The most significant synergistic impact was seen with the combination of At-AgNPs and clotrimazole against C. albicans, shown by the substantial increase in the inhibition zone diameter (37.28 mm for the combination compared to 33.84 mm for clotrimazole alone). This improvement may be ascribed to the combined mechanistic effects of AgNPs and clotrimazole. Silver nanoparticles are recognized for their capability to damage fungal cell membranes via ROS generation and the compromise of candidal membrane integrity, while clotrimazole inhibits the manufacture of ergosterol, a vital constituent of candidal cell membranes41. The synergistic action probably increases membrane permeability and cellular damage, resulting in heightened antifungal activity. The synergistic impact seen with the combination of nystatin and terbinafine may be elucidated by the complimentary mechanisms of both drugs. Nystatin interacts with ergosterol, forming holes in the fungal membrane, whilst AgNPs further compromise the membrane integrity42. Terbinafine, an inhibitor of squalene epoxidase, interrupts ergosterol production43. When used in conjunction with AgNPs, it may enhance antifungal efficacy by simultaneously targeting membrane integrity and ergosterol synthesis44.
The variability in synergistic patterns among different Candida strains, such as C. albicans, C. krusei, and C. auris, can be attributed to differences in their intrinsic resistance mechanisms and membrane compositions. For instance, C. krusei and C. auris are known for their inherent fluconazole resistance due to alterations in drug target enzymes (e.g., lanosterol 14α-demethylase) and efflux pump overexpression. However, the combination of antifungals with AgNPs demonstrated improved antifungal activity against resistant strains, likely mediated by enhanced membrane permeability and drug internalization45. This work highlights the synergistic impact of combining AgNPs with conventional antifungals to address resistant fungal infections, especially when monotherapy is inadequate.
While this study demonstrates the promising antifungal synergy of At-AgNPs, several limitations should be noted. The lack of cytotoxicity evaluation against mammalian cells limits assessment of therapeutic selectivity, and physiological relevance requires verification through in vivo studies examining pharmacokinetics and safety profiles. Subsequent research efforts should focus on three key areas: establishing biosafety parameters through cytotoxicity profiling, validating efficacy in animal models, and investigating biofilm disruption potential given its clinical significance in Candida infections. Deeper mechanistic exploration of molecular targets, including membrane proteins and oxidative stress pathways, would further optimize these combinatorial approaches for clinical translation.

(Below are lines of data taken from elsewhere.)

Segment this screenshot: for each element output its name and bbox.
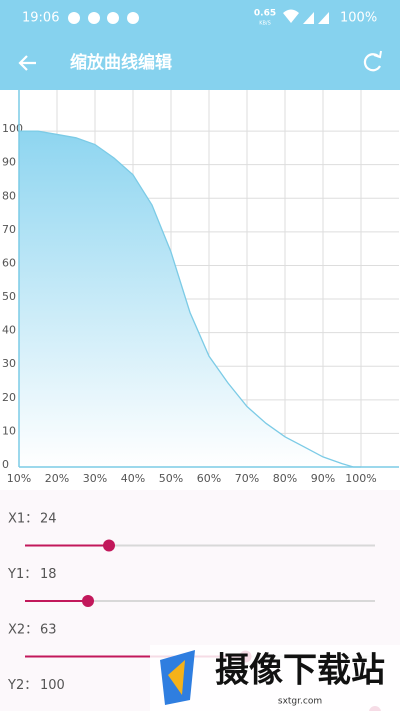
slider-thumb[interactable] bbox=[82, 595, 94, 607]
signal-icon bbox=[303, 12, 314, 24]
slider-value: 100 bbox=[40, 678, 65, 693]
back-button[interactable] bbox=[18, 55, 36, 71]
x-tick-label: 90% bbox=[311, 472, 335, 485]
x-tick-label: 100% bbox=[345, 472, 376, 485]
app-header bbox=[0, 0, 400, 90]
watermark-url: sxtgr.com bbox=[278, 697, 322, 707]
y-tick-label: 10 bbox=[2, 424, 16, 437]
curve-line bbox=[19, 130, 361, 468]
y-tick-label: 40 bbox=[2, 324, 16, 337]
area-fill bbox=[19, 131, 361, 467]
slider-value: 24 bbox=[40, 512, 57, 527]
refresh-arrow bbox=[373, 50, 382, 59]
y-tick-label: 80 bbox=[2, 189, 16, 202]
x-tick-label: 30% bbox=[83, 472, 107, 485]
status-icon bbox=[107, 12, 119, 24]
x-tick-label: 10% bbox=[7, 472, 31, 485]
slider-label: X1： bbox=[8, 512, 38, 527]
net-speed: 0.65 bbox=[254, 9, 276, 19]
y-tick-label: 100 bbox=[2, 122, 23, 135]
y-tick-label: 20 bbox=[2, 391, 16, 404]
y-tick-label: 50 bbox=[2, 290, 16, 303]
time: 19:06 bbox=[22, 11, 59, 26]
y-tick-label: 0 bbox=[2, 458, 9, 471]
battery: 100% bbox=[340, 11, 377, 26]
x-tick-label: 60% bbox=[197, 472, 221, 485]
y-tick-label: 70 bbox=[2, 223, 16, 236]
slider-thumb[interactable] bbox=[103, 539, 115, 552]
watermark-logo-accent bbox=[168, 660, 185, 695]
slider-value: 18 bbox=[40, 567, 57, 582]
status-icon bbox=[127, 12, 139, 24]
watermark: 摄像下载站 sxtgr.com bbox=[150, 645, 400, 711]
slider-label: Y1： bbox=[7, 567, 37, 582]
status-icon bbox=[68, 12, 80, 24]
net-speed-unit: KB/S bbox=[259, 21, 271, 27]
watermark-title: 摄像下载站 bbox=[215, 651, 385, 691]
app-title: 缩放曲线编辑 bbox=[70, 52, 172, 73]
y-tick-label: 60 bbox=[2, 256, 16, 269]
chart: 0 10 20 30 40 50 60 70 80 90 100 10% 20% 30% 40% 50% 60%… bbox=[2, 90, 399, 485]
y-tick-label: 30 bbox=[2, 357, 16, 370]
x-tick-label: 80% bbox=[273, 472, 297, 485]
x-tick-label: 40% bbox=[121, 472, 145, 485]
signal-icon bbox=[318, 12, 329, 24]
slider-label: X2： bbox=[8, 623, 38, 638]
status-icon bbox=[88, 12, 100, 24]
y-tick-label: 90 bbox=[2, 156, 16, 169]
x-tick-label: 70% bbox=[235, 472, 259, 485]
wifi-icon bbox=[283, 9, 299, 23]
slider-value: 63 bbox=[40, 623, 57, 638]
x-tick-label: 20% bbox=[45, 472, 69, 485]
x-tick-label: 50% bbox=[159, 472, 183, 485]
slider-label: Y2： bbox=[7, 678, 37, 693]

This study highlights the successful green synthesis of small (19.91 nm), monodisperse (PDI: 0.202) AgNPs utilizing A. tinctoria aqueous extract, which exhibit superior antifungal activity particularly against resistant Candida strains as C. glabrata. The synergistic activity of AgNPs with conventional antifungals (clotrimazole, nystatin, terbinafine) demonstrated a breakthrough in combating resistance. For instance, combining AgNPs with clotrimazole increased inhibition zones by ~ 10% against C. albicans, leveraging dual mechanisms: AgNPs disrupt membranes via ROS, while antifungals target ergosterol synthesis. These findings offer a promising solution to the growing crisis of antifungal resistance, providing a basis for developing novel combination therapies for fungal infections, particularly in immunocompromised patients. Future clinical studies should validate these results in vivo to accelerate translation into treatment protocols.